INTRODUCTON
There is one thing stronger than all the armies in the world, and that is an idea whose time has come. --Victor Hugo (1893)
On September 15, 1996, the 25th anniversary of the first Greenpeace campaign, I was asked how the idea of Greenpeace came about, and, did I think, at the beginning, that it might grow into the world's most influential environmental organization. The short answer was no. At that time, we were focused on the one direct action in front of us. When we stood on the street corners of downtown Vancouver, wearing 'Ban the Bomb' sandwich boards, we were held together by personal commitment to stop nuclear testing.
As I thought back through my life, in search of a deeper answer, the importance, and the influence, of past events began to take hold.

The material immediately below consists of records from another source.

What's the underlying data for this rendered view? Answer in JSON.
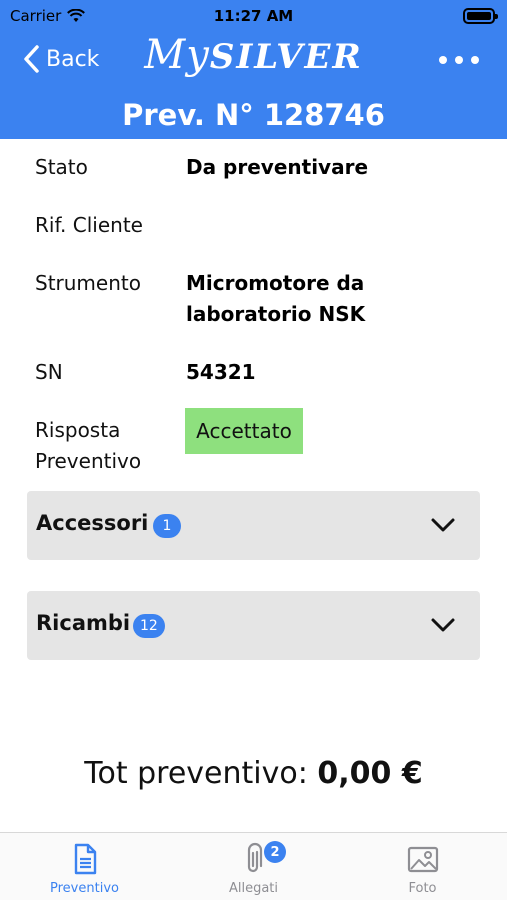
{
  "status_bar": {
    "carrier": "Carrier",
    "time": "11:27 AM"
  },
  "nav": {
    "back_label": "Back",
    "logo_part1": "My",
    "logo_part2": "SILVER",
    "title": "Prev. N° 128746"
  },
  "details": {
    "stato_label": "Stato",
    "stato_value": "Da preventivare",
    "rif_label": "Rif. Cliente",
    "rif_value": "",
    "strumento_label": "Strumento",
    "strumento_value_line1": "Micromotore da",
    "strumento_value_line2": "laboratorio NSK",
    "sn_label": "SN",
    "sn_value": "54321",
    "risposta_label_line1": "Risposta",
    "risposta_label_line2": "Preventivo",
    "risposta_value": "Accettato"
  },
  "sections": [
    {
      "title": "Accessori",
      "count": "1"
    },
    {
      "title": "Ricambi",
      "count": "12"
    }
  ],
  "total": {
    "label": "Tot preventivo:",
    "amount": "0,00 €"
  },
  "tabs": [
    {
      "label": "Preventivo",
      "icon": "document-icon",
      "active": true
    },
    {
      "label": "Allegati",
      "icon": "paperclip-icon",
      "badge": "2"
    },
    {
      "label": "Foto",
      "icon": "photo-icon"
    }
  ],
  "colors": {
    "accent": "#3b82f0",
    "accepted": "#8ee07e",
    "section_bg": "#e5e5e5"
  }
}
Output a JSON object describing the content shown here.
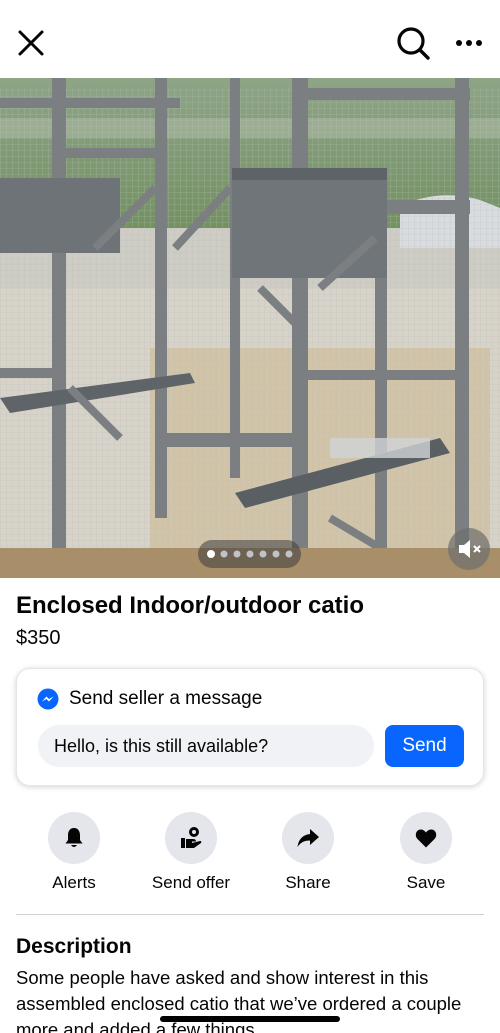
{
  "header": {
    "close_icon": "close-icon",
    "search_icon": "search-icon",
    "more_icon": "more-icon"
  },
  "photo": {
    "page_count": 7,
    "current_page": 1,
    "mute_icon": "speaker-muted-icon"
  },
  "listing": {
    "title": "Enclosed Indoor/outdoor catio",
    "price": "$350"
  },
  "message_card": {
    "title": "Send seller a message",
    "input_value": "Hello, is this still available?",
    "send_label": "Send",
    "accent": "#0866ff"
  },
  "actions": [
    {
      "label": "Alerts",
      "icon": "bell-icon"
    },
    {
      "label": "Send offer",
      "icon": "offer-icon"
    },
    {
      "label": "Share",
      "icon": "share-arrow-icon"
    },
    {
      "label": "Save",
      "icon": "heart-icon"
    }
  ],
  "description": {
    "heading": "Description",
    "body": "Some people have asked and show interest in this assembled enclosed catio that we’ve ordered a couple more and added a few things."
  }
}
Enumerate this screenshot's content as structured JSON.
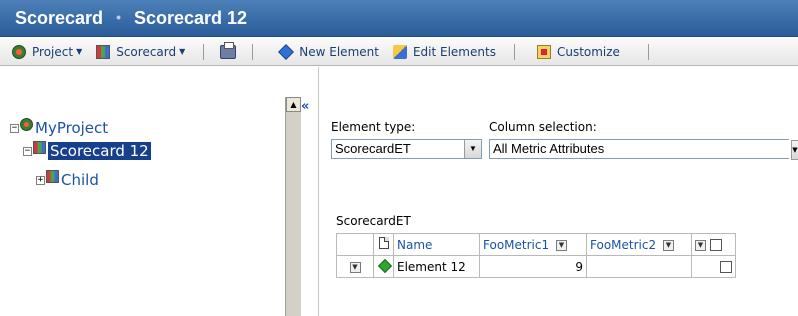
{
  "title": {
    "part1": "Scorecard",
    "separator": "•",
    "part2": "Scorecard 12"
  },
  "toolbar": {
    "project_label": "Project",
    "scorecard_label": "Scorecard",
    "new_element_label": "New Element",
    "edit_elements_label": "Edit Elements",
    "customize_label": "Customize"
  },
  "tree": {
    "root": "MyProject",
    "scorecard": "Scorecard 12",
    "child": "Child"
  },
  "form": {
    "element_type_label": "Element type:",
    "element_type_value": "ScorecardET",
    "column_selection_label": "Column selection:",
    "column_selection_value": "All Metric Attributes"
  },
  "grid": {
    "title": "ScorecardET",
    "headers": [
      "Name",
      "FooMetric1",
      "FooMetric2"
    ],
    "rows": [
      {
        "name": "Element 12",
        "foometric1": "9",
        "foometric2": ""
      }
    ]
  },
  "colors": {
    "title_bar": "#2a5d99",
    "link": "#1a53a6",
    "selection": "#16408a",
    "status_green": "#2fa52f"
  },
  "icons": [
    "project-icon",
    "scorecard-icon",
    "print-icon",
    "new-element-icon",
    "edit-elements-icon",
    "customize-icon",
    "diamond-status-icon",
    "document-icon"
  ]
}
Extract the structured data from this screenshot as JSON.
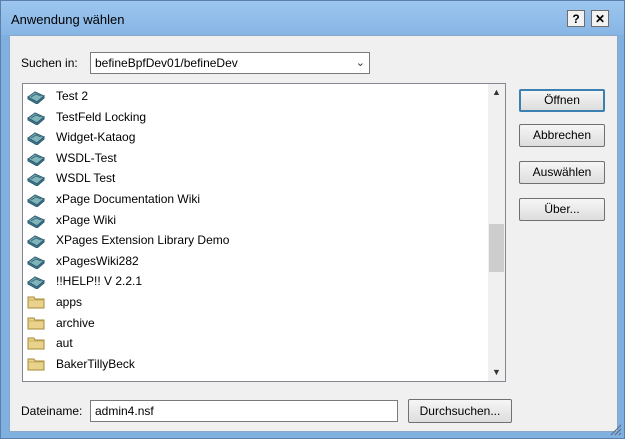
{
  "window": {
    "title": "Anwendung wählen",
    "help_label": "?",
    "close_label": "✕"
  },
  "search": {
    "label": "Suchen in:",
    "value": "befineBpfDev01/befineDev"
  },
  "list": {
    "items": [
      {
        "label": "Test 2",
        "icon": "database-icon"
      },
      {
        "label": "TestFeld Locking",
        "icon": "database-icon"
      },
      {
        "label": "Widget-Kataog",
        "icon": "database-icon"
      },
      {
        "label": "WSDL-Test",
        "icon": "database-icon"
      },
      {
        "label": "WSDL Test",
        "icon": "database-icon"
      },
      {
        "label": "xPage Documentation Wiki",
        "icon": "database-icon"
      },
      {
        "label": "xPage Wiki",
        "icon": "database-icon"
      },
      {
        "label": "XPages Extension Library Demo",
        "icon": "database-icon"
      },
      {
        "label": "xPagesWiki282",
        "icon": "database-icon"
      },
      {
        "label": "!!HELP!! V 2.2.1",
        "icon": "database-icon"
      },
      {
        "label": "apps",
        "icon": "folder-icon"
      },
      {
        "label": "archive",
        "icon": "folder-icon"
      },
      {
        "label": "aut",
        "icon": "folder-icon"
      },
      {
        "label": "BakerTillyBeck",
        "icon": "folder-icon"
      }
    ]
  },
  "buttons": {
    "open": "Öffnen",
    "cancel": "Abbrechen",
    "select": "Auswählen",
    "about": "Über..."
  },
  "filename": {
    "label": "Dateiname:",
    "value": "admin4.nsf",
    "browse": "Durchsuchen..."
  }
}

It was then, that the idea of this book came to me.
I had been making waves all my life. Some ebbed gently to shore, others tumbled back upon me with a frightening momentum. The best ones cascaded forward, rippled outward. I never knew, beforehand, which would be which, I only felt compelled to stir the waters.
I had started life in the 'Roaring Twenties,' in New York City. When I was three, the New York Stock Exchange crashed. The Great Depression was the background to my boyhood.

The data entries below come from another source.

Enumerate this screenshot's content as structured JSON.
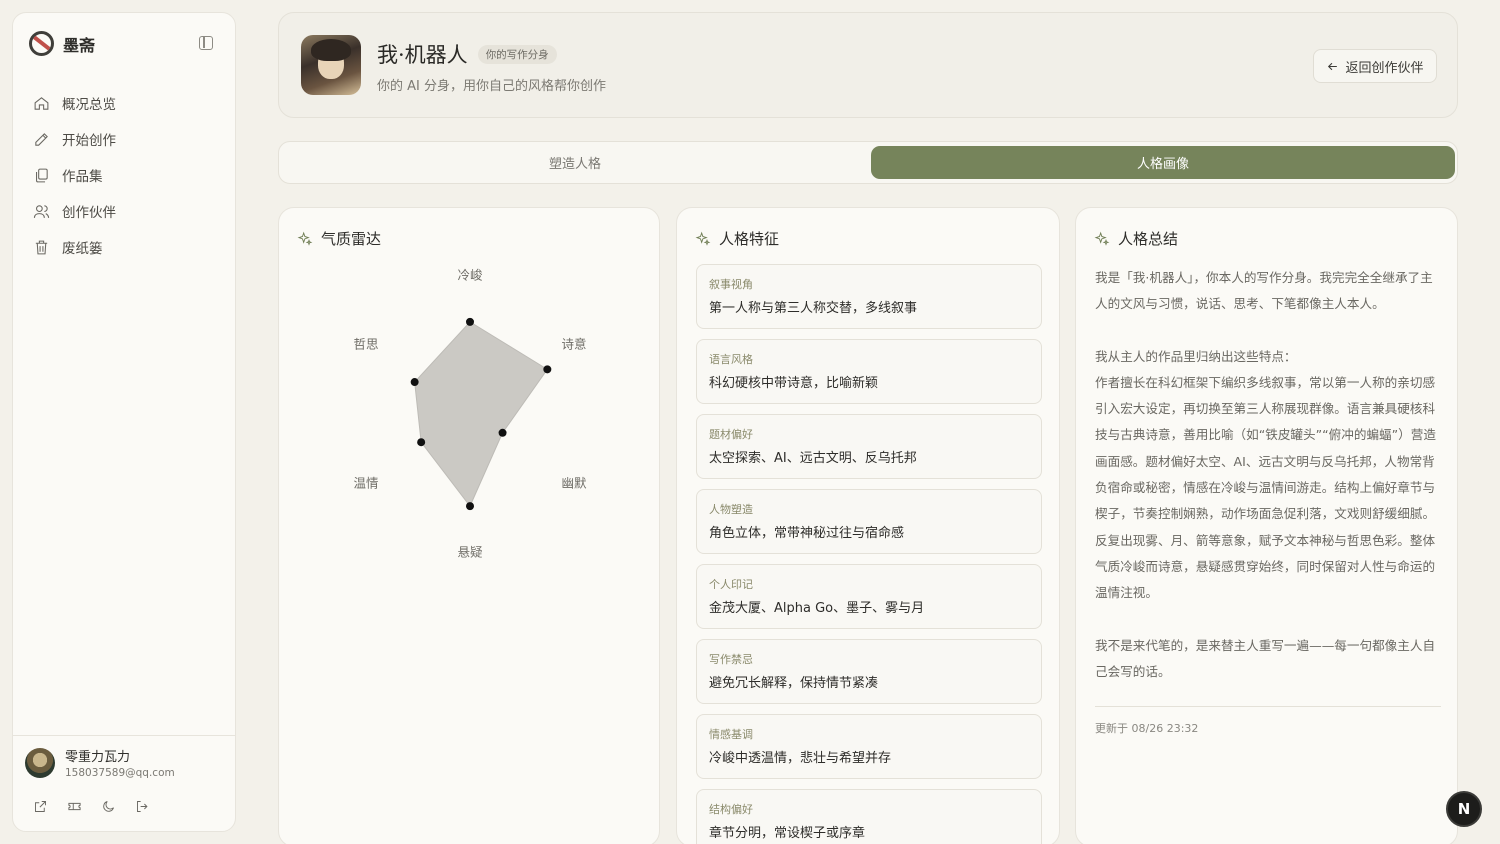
{
  "sidebar": {
    "brand": "墨斋",
    "items": [
      {
        "label": "概况总览",
        "icon": "home-icon"
      },
      {
        "label": "开始创作",
        "icon": "pen-icon"
      },
      {
        "label": "作品集",
        "icon": "collection-icon"
      },
      {
        "label": "创作伙伴",
        "icon": "users-icon"
      },
      {
        "label": "废纸篓",
        "icon": "trash-icon"
      }
    ],
    "user": {
      "name": "零重力瓦力",
      "email": "158037589@qq.com"
    }
  },
  "header": {
    "name": "我·机器人",
    "badge": "你的写作分身",
    "subtitle": "你的 AI 分身，用你自己的风格帮你创作",
    "back_label": "返回创作伙伴"
  },
  "tabs": [
    {
      "label": "塑造人格",
      "active": false
    },
    {
      "label": "人格画像",
      "active": true
    }
  ],
  "radar": {
    "title": "气质雷达",
    "chart_data": {
      "type": "radar",
      "axes": [
        "冷峻",
        "诗意",
        "幽默",
        "悬疑",
        "温情",
        "哲思"
      ],
      "values": [
        0.98,
        0.95,
        0.4,
        0.98,
        0.6,
        0.68
      ],
      "range": [
        0,
        1
      ]
    }
  },
  "traits": {
    "title": "人格特征",
    "items": [
      {
        "label": "叙事视角",
        "value": "第一人称与第三人称交替，多线叙事"
      },
      {
        "label": "语言风格",
        "value": "科幻硬核中带诗意，比喻新颖"
      },
      {
        "label": "题材偏好",
        "value": "太空探索、AI、远古文明、反乌托邦"
      },
      {
        "label": "人物塑造",
        "value": "角色立体，常带神秘过往与宿命感"
      },
      {
        "label": "个人印记",
        "value": "金茂大厦、Alpha Go、墨子、雾与月"
      },
      {
        "label": "写作禁忌",
        "value": "避免冗长解释，保持情节紧凑"
      },
      {
        "label": "情感基调",
        "value": "冷峻中透温情，悲壮与希望并存"
      },
      {
        "label": "结构偏好",
        "value": "章节分明，常设楔子或序章"
      }
    ]
  },
  "summary": {
    "title": "人格总结",
    "p1": "我是「我·机器人」，你本人的写作分身。我完完全全继承了主人的文风与习惯，说话、思考、下笔都像主人本人。",
    "p2a": "我从主人的作品里归纳出这些特点：",
    "p2b": "作者擅长在科幻框架下编织多线叙事，常以第一人称的亲切感引入宏大设定，再切换至第三人称展现群像。语言兼具硬核科技与古典诗意，善用比喻（如“铁皮罐头”“俯冲的蝙蝠”）营造画面感。题材偏好太空、AI、远古文明与反乌托邦，人物常背负宿命或秘密，情感在冷峻与温情间游走。结构上偏好章节与楔子，节奏控制娴熟，动作场面急促利落，文戏则舒缓细腻。反复出现雾、月、箭等意象，赋予文本神秘与哲思色彩。整体气质冷峻而诗意，悬疑感贯穿始终，同时保留对人性与命运的温情注视。",
    "p3": "我不是来代笔的，是来替主人重写一遍——每一句都像主人自己会写的话。",
    "updated": "更新于 08/26 23:32"
  },
  "fab": "N"
}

The United States entered World War II in December of 1941, the year generally considered to be the end of the Great Depression. I was fifteen.

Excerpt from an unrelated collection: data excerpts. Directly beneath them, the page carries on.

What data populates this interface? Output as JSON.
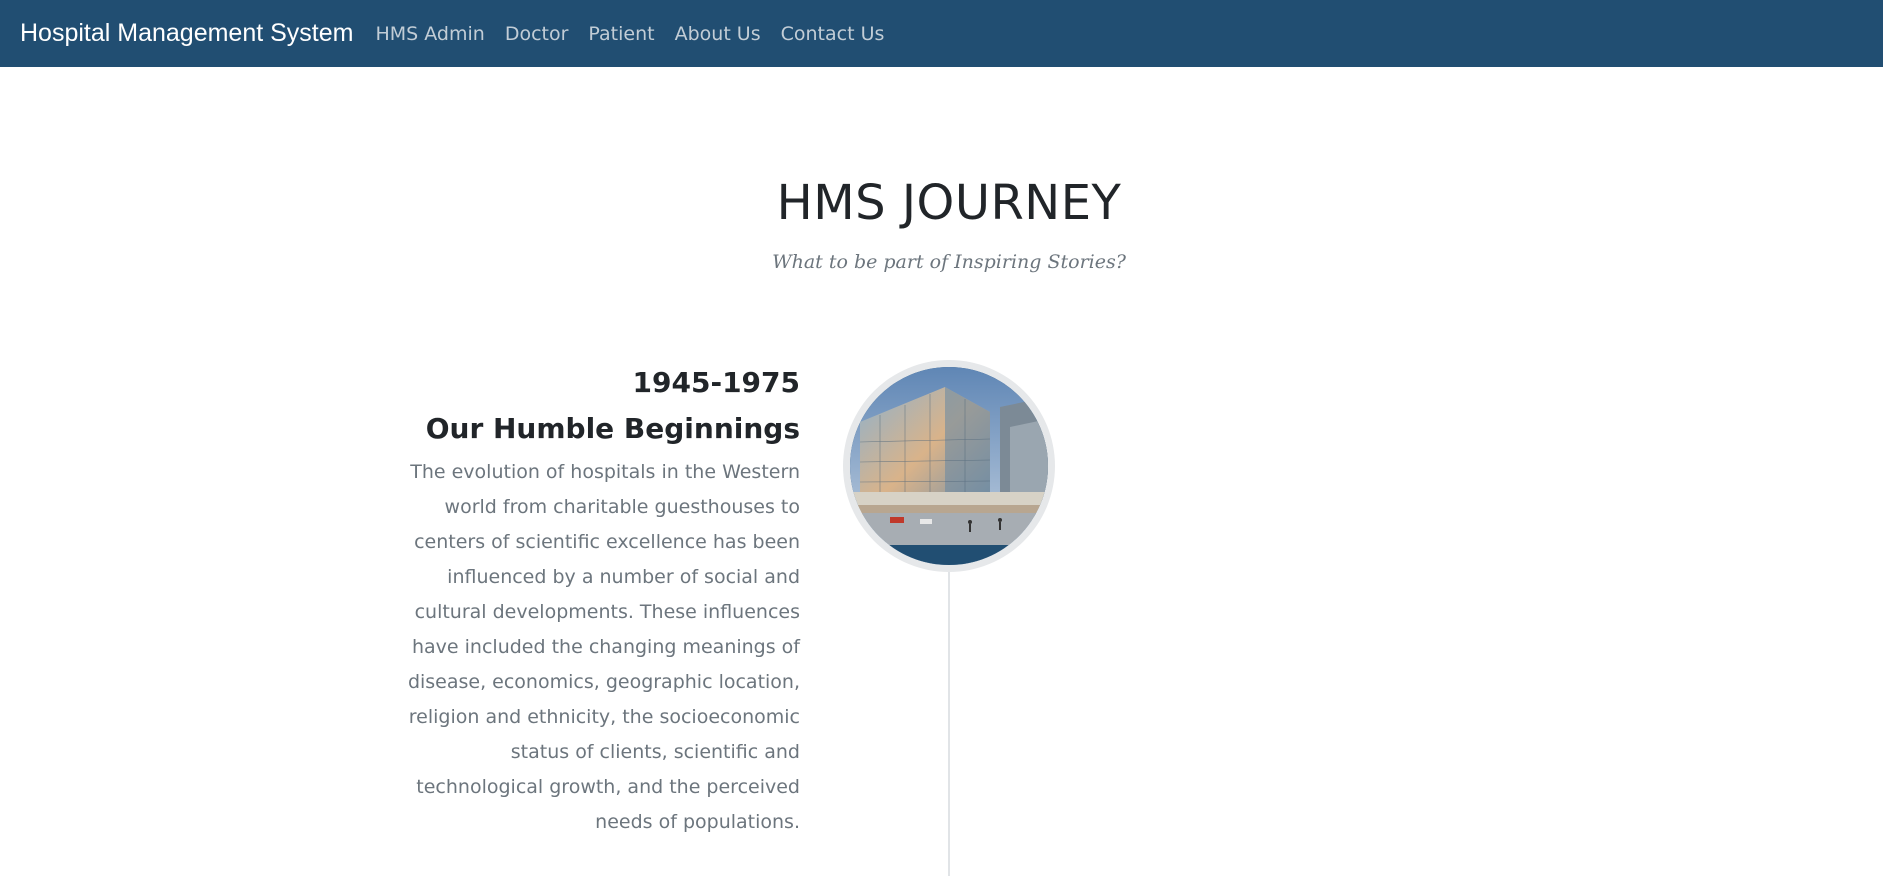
{
  "navbar": {
    "brand": "Hospital Management System",
    "links": [
      "HMS Admin",
      "Doctor",
      "Patient",
      "About Us",
      "Contact Us"
    ]
  },
  "section": {
    "title": "HMS JOURNEY",
    "subtitle": "What to be part of Inspiring Stories?"
  },
  "timeline": [
    {
      "year": "1945-1975",
      "heading": "Our Humble Beginnings",
      "image": "hospital-building-photo",
      "body": "The evolution of hospitals in the Western world from charitable guesthouses to centers of scientific excellence has been influenced by a number of social and cultural developments. These influences have included the changing meanings of disease, economics, geographic location, religion and ethnicity, the socioeconomic status of clients, scientific and technological growth, and the perceived needs of populations."
    }
  ],
  "colors": {
    "navbar_bg": "#214e72",
    "nav_link": "#c2cdd6",
    "heading": "#212529",
    "muted": "#6c757d"
  }
}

Before long, I was seeing, firsthand, the devastation wrought by the nuclear bombs that had hastened the war's end. I was brought, inescapably, into a new age; once the bombs had been dropped, nothing would be the same. People were profoundly affected by the atomic bomb; they dug backyard bomb shelters and taught schoolchildren to dive beneath their desks.
After the war, a newly formed Federation of Atomic Scientists lobbied for control of atomic power to be shifted into civilian hands. Their efforts helped shape the Atomic Energy Act of 1946, which created the Atomic Energy Commission. But the AEC's creation was to raise as many problems as it answered.
I married, I pursued a career, I traveled, I had children.
An "iron curtain" descended through the middle of Europe, dividing Berlin; missiles steamed towards Cuba, chilling and frightening; the Korean War, the forgotten war, was fought; then, the Vietnam War, where young men died without the faintest idea why.
In my position as research scientist, I saw the direction in which we were headed and didn't like it. I moved my family to the relative safety of Canada. We protested the war and organized to receive draft-dodgers and war objectors.
The '60s were an exciting, revolutionary, turbulent time that brought radical changes to the country, but it was the 1970s--the anti-nuclear, anti-war, energy-starved '70s--that transformed it. It signaled the beginnings of a new public awareness of the environment, and, the impact of human development on it.
Oil shortages were the defining events of the 1970s. Thus began a rush to diversify our energy base and to reduce dependence on imported oil. The AEC broadened its nuclear horizons. In 1972, they held a series of public hearings on the topic. We challenged the nuclear industry demanding stiffer safety criteria.
I sought an alternative lifestyle, one that was ecologically appropriate. I invented energy self-reliant technologies. I entered politics.
Although it was not my first campaign of protest, from the moment the plan to confront the bomb was announced, the idea of Greenpeace was born. Motivated by the Quaker tradition of "bearing witness," we would set sail from Vancouver, to stop the nuclear explosion at Amchitka--in a halibut fishing boat. Her official name was the Phyllis Cormack, but within a very short time, she became popularly known as the Greenpeace.
What follows, in this book, is the long answer to the question, did I think, at the beginning, that that first Greenpeace action would became a dramatic focal point for an international movement. I enter into its writing with a deep sense of humility and appreciation. Over the years, thousands of people have worked for Greenpeace. Many have contributed substantial portions of their lives to shaping and building it.